HttpClient httpClient = new HttpClient();
String urlStr = "http://localhost:8080/MyRestWebService/save";
PostMethod method = new PostMethod(urlStr);
String raw_body = "This is a very long string, much too long to be just another parameter";
RequestEntity re = new StringRequestEntity(raw_body, "text/xml", "UTF-16");
//method.addParameter("fname", "test.txt");
//httpClient.getParams().setParameter("fname", "test.txt");
method.setRequestEntity(re);
How can I transmit both the parameter and the body?
如何同时传输参数和正文?
采纳答案by Matt Whipple
You could use the setQueryStringmethod to add the parameters to the URL that is being POSTed to. From a RESTful perspective I'd argue you should normally not be doing that, however, since a POST should represent a call to a resource and anything that would qualify for a query parameter should be included in the representation that is being transferred in the request body...or it should represent qualification of the resource itself in which case it should be part of the path that is posted to which could then be extracted by the controller using @PathVariable/@PathParam or something similar. So in your case you could also be looking for something like POST /MyRestWebService/files/test.txtor more fittingly a PUT if you're saving the resource and know the URI. The code on the server could pull the filename out from a URL pattern.

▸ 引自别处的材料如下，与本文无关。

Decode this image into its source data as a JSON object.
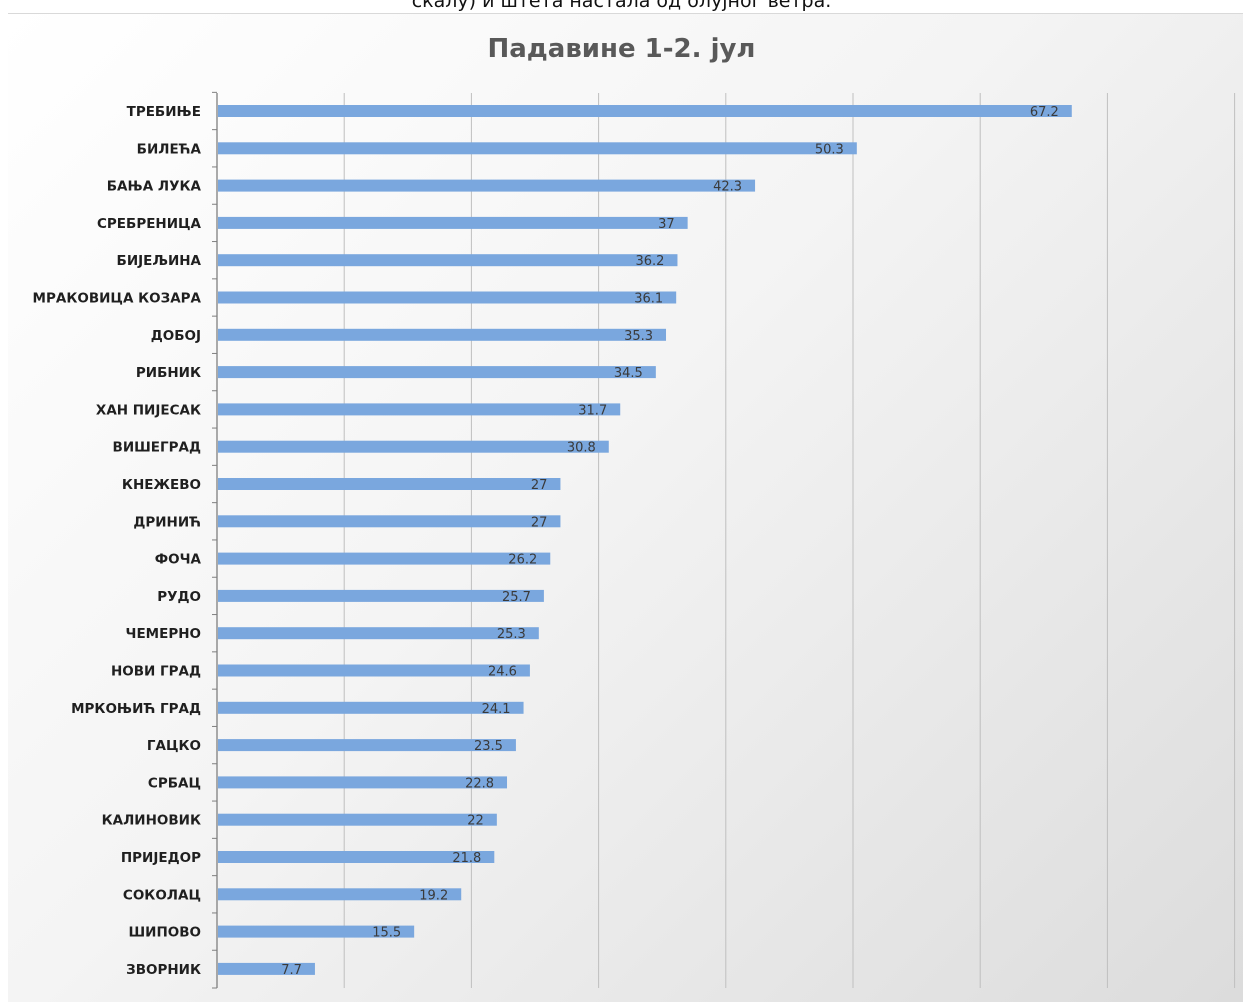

您可以使用该setQueryString方法将参数添加到要发布到的 URL。但是,从 RESTful 的角度来看,我认为您通常不应该这样做,因为 POST 应该表示对资源的调用,并且任何符合查询参数的条件都应该包含在请求中传输的表示中正文...或者它应该代表资源本身的资格,在这种情况下,它应该是发布到的路径的一部分,然后控制器可以使用@PathVariable/@PathParam 或类似的东西提取该路径。因此,在您的情况下,POST /MyRestWebService/files/test.txt如果您要保存资源并知道 URI ,您还可以寻找类似或更合适的 PUT 内容。服务器上的代码可以从 URL 模式中提取文件名。
回答by gigadot
You need to make a POST request using multipart-form. Here is the example:
您需要使用 multipart-form 发出 POST 请求。这是示例:
Apache HttpClient making multipart form post
Alternatively, you can make a POST request with the content (parameters and files) encoded using application/x-www-form-urlencodedbut it is not recommended when you want to make a POST request with large content, like files.
或者,您可以使用编码的内容(参数和文件)application/x-www-form-urlencoded发出 POST 请求,但当您想要发出包含大内容(如文件)的 POST 请求时,不建议这样做。